#5 The Bus Masscre from Incendies
Just one of many gut-wrenching moments from this drama, a bus full of innocent passengers attempts to escape a war zone...before being stopped by a violent militia. There's so many reasons this scene is tragic, especially within the context of the film, but the scene's power is less about the violence inflicted than the terrifying choices people are forced to make in the face of it.
#4 Meaningless Interrogation from Prisoners
In most movies with vengeful fathers, the dad is the only guy willing to do what the cops won't and eventually saves the day with the power of his love/hate. Prisoners is the rebuttal to that premise. In this scene, Hugh Jackman's Keller Dover is viciously interrogating a mentally chalenged young man, believing he holds the key to his missing daughter's whearabouts. But the audience, already knows better. We know the young man is innocent, and that fact forces the audience to come face to face with the ugliness of their angriest impulses and Dover painfully questions his captive.

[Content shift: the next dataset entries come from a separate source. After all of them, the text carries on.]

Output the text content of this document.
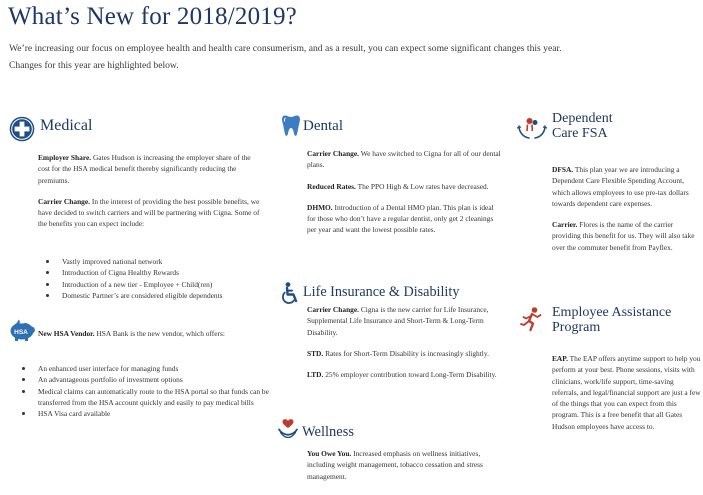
What’s New for 2018/2019?

We’re increasing our focus on employee health and health care consumerism, and as a result, you can expect some significant changes this year.

Changes for this year are highlighted below.

Medical

Employer Share. Gates Hudson is increasing the employer share of the cost for the HSA medical benefit thereby significantly reducing the premiums.

Carrier Change. In the interest of providing the best possible benefits, we have decided to switch carriers and will be partnering with Cigna. Some of the benefits you can expect include:

Vastly improved national network
Introduction of Cigna Healthy Rewards
Introduction of a new tier - Employee + Child(ren)
Domestic Partner’s are considered eligible dependents
HSA New HSA Vendor. HSA Bank is the new vendor, which offers:

An enhanced user interface for managing funds
An advantageous portfolio of investment options
Medical claims can automatically route to the HSA portal so that funds can be transferred from the HSA account quickly and easily to pay medical bills
HSA Visa card available
Dental

Carrier Change. We have switched to Cigna for all of our dental plans.

Reduced Rates. The PPO High & Low rates have decreased.

DHMO. Introduction of a Dental HMO plan. This plan is ideal for those who don’t have a regular dentist, only get 2 cleanings per year and want the lowest possible rates.

Life Insurance & Disability

Carrier Change. Cigna is the new carrier for Life Insurance, Supplemental Life Insurance and Short-Term & Long-Term Disability.

STD. Rates for Short-Term Disability is increasingly slightly.

LTD. 25% employer contribution toward Long-Term Disability.

Wellness

You Owe You. Increased emphasis on wellness initiatives, including weight management, tobacco cessation and stress management.

Dependent
Care FSA

DFSA. This plan year we are introducing a Dependent Care Flexible Spending Account, which allows employees to use pre-tax dollars towards dependent care expenses.

Carrier. Flores is the name of the carrier providing this benefit for us. They will also take over the commuter benefit from Payflex.

Employee Assistance
Program

EAP. The EAP offers anytime support to help you perform at your best. Phone sessions, visits with clinicians, work/life support, time-saving referrals, and legal/financial support are just a few of the things that you can expect from this program. This is a free benefit that all Gates Hudson employees have access to.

#3 Boarding the Ship from Arrival
Speaking of technical prowess in sci-fi films, Amy Adams Dr. Banks and Jeremy Renner's Ian Donnelly's first encounter with the alien spacecraft is a masterwork is disorientation. As they travel to meet the aliens the duo encounters a warped gravity that is contradictory to earth's and start a conversation in a language beyond their own. And it all works because Villeneuve takes the time to show the audience how disorienting this is rather than telling the audience that it's weird.
#2 The Ending from Enemy
In this head turning film, Jake Gyllenhaal plays two roles, one a hotshot actor and the other a mild-mannered professor. Through a series of chance encounters the two have effectively switch lives which seems cemented when the actor dies in a car crash. And just when things seem peaceful, our professor enters his wife's room to find a giant spider hiding in fear. No really it's a gigantic tarrantula that's cowering in the corner. It's an ending that is so viscerally shocking that audiences immediately began combing through the film looking for clues, my favorite theory lies with the character's relationship to women as portrayed by Chris Stuckmann. But that boldness and willingness to subvert audience expectations is exactly what makes Villeneuve's films so interesting.

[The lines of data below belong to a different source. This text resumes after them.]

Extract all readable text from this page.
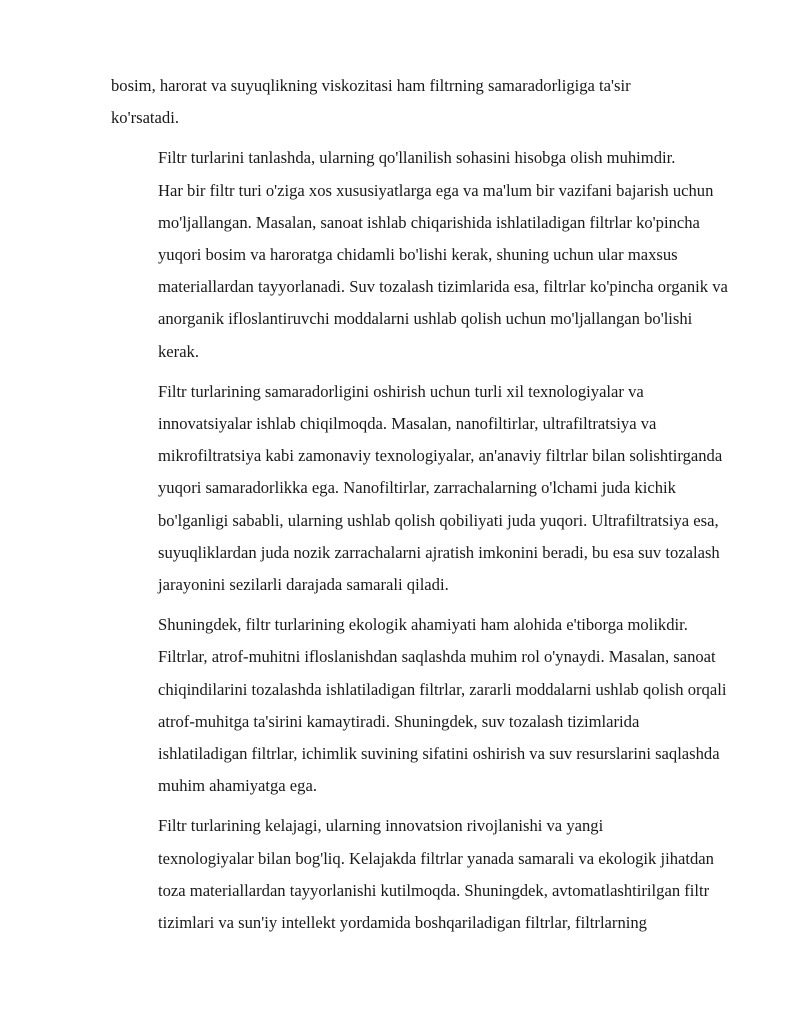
bosim, harorat va suyuqlikning viskozitasi ham filtrning samaradorligiga ta'sir
ko'rsatadi.

Filtr turlarini tanlashda, ularning qo'llanilish sohasini hisobga olish muhimdir.
Har bir filtr turi o'ziga xos xususiyatlarga ega va ma'lum bir vazifani bajarish uchun
mo'ljallangan. Masalan, sanoat ishlab chiqarishida ishlatiladigan filtrlar ko'pincha
yuqori bosim va haroratga chidamli bo'lishi kerak, shuning uchun ular maxsus
materiallardan tayyorlanadi. Suv tozalash tizimlarida esa, filtrlar ko'pincha organik va
anorganik ifloslantiruvchi moddalarni ushlab qolish uchun mo'ljallangan bo'lishi
kerak.

Filtr turlarining samaradorligini oshirish uchun turli xil texnologiyalar va
innovatsiyalar ishlab chiqilmoqda. Masalan, nanofiltirlar, ultrafiltratsiya va
mikrofiltratsiya kabi zamonaviy texnologiyalar, an'anaviy filtrlar bilan solishtirganda
yuqori samaradorlikka ega. Nanofiltirlar, zarrachalarning o'lchami juda kichik
bo'lganligi sababli, ularning ushlab qolish qobiliyati juda yuqori. Ultrafiltratsiya esa,
suyuqliklardan juda nozik zarrachalarni ajratish imkonini beradi, bu esa suv tozalash
jarayonini sezilarli darajada samarali qiladi.

Shuningdek, filtr turlarining ekologik ahamiyati ham alohida e'tiborga molikdir.
Filtrlar, atrof-muhitni ifloslanishdan saqlashda muhim rol o'ynaydi. Masalan, sanoat
chiqindilarini tozalashda ishlatiladigan filtrlar, zararli moddalarni ushlab qolish orqali
atrof-muhitga ta'sirini kamaytiradi. Shuningdek, suv tozalash tizimlarida
ishlatiladigan filtrlar, ichimlik suvining sifatini oshirish va suv resurslarini saqlashda
muhim ahamiyatga ega.

Filtr turlarining kelajagi, ularning innovatsion rivojlanishi va yangi
texnologiyalar bilan bog'liq. Kelajakda filtrlar yanada samarali va ekologik jihatdan
toza materiallardan tayyorlanishi kutilmoqda. Shuningdek, avtomatlashtirilgan filtr
tizimlari va sun'iy intellekt yordamida boshqariladigan filtrlar, filtrlarning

#1 Border Crossing from Sicario
In this scene, FB Agent Kate Mercer (Emily Blunt) has joined a team of mercenaries and government heavies for a prisoner extraction from Mexico to America. Everything seems to be going smoothly...until traffic comes to a standstill right at the border. A lot of film nuts have heaped praise on this scene including the A.V. Club and the YouTube channel Cinefix, who dedicated an entire 9 minute breakdown (also above) about why this scene works so well. What it all boils down to is tension. The audience has been told over and over again that violence will occur and where it will happen and this is the scene where all of that finally pays off in nerve shredding fashion.